You Have Options When You Get a Speeding Ticket
In Ontario, when you receive a speeding ticket (a Provincial Offences Act offence), you have three options: pay the fine (a guilty plea), request an early resolution meeting, or request a trial. You do not have to simply pay the fine.
The Cost of Paying Without Fighting
Paying a speeding ticket without challenging it means: paying the full fine, receiving demerit points on your Ontario driving record, and potentially facing an increase in your insurance premiums. The insurance impact often significantly exceeds the ticket amount itself — a single speeding conviction can increase your insurance premium by hundreds or thousands of dollars per year for several years.

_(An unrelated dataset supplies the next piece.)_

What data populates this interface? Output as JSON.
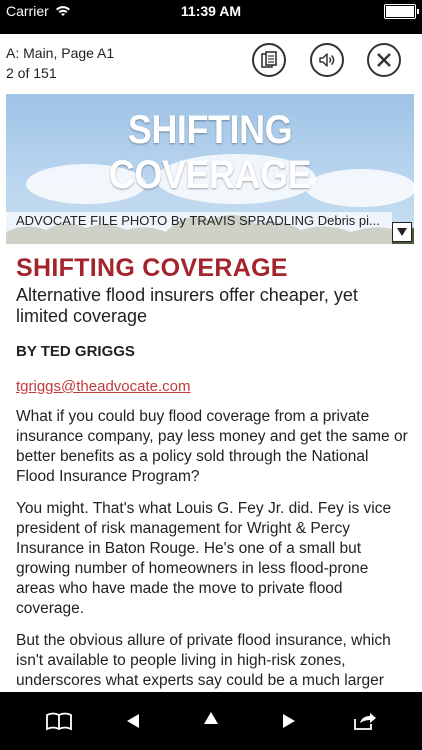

Option 1: Early Resolution Meeting
An early resolution meeting is an informal meeting with a prosecutor before your case goes to trial. The prosecutor may: reduce the charge to a lesser offence, reduce the fine, or agree to withdraw the charge in exceptional circumstances. This is your best opportunity to negotiate without the risk of trial.
Option 2: Trial
At a trial before a justice of the peace, the officer who issued the ticket must testify and prove the offence beyond a reasonable doubt. You (or your paralegal or lawyer) can cross-examine the officer, challenge the evidence, and raise defences. Common defences include: equipment not properly calibrated or certified, identification issues, necessity, or due diligence.
Requesting Disclosure
Before your trial, you are entitled to full disclosure of the evidence the prosecution intends to rely upon — including the officer's notes and radar/laser calibration records. Request disclosure in writing as early as possible. Incomplete or missing disclosure can result in an adjournment or, in some cases, a stay of proceedings.
Is It Worth Fighting?
For significant speeding charges — particularly those at 30 km/h or more over the limit — where demerit points and insurance implications are substantial, yes, it is usually worth at minimum attending the early resolution meeting. A licensed paralegal who specializes in traffic matters can often achieve better results than a self-represented defendant.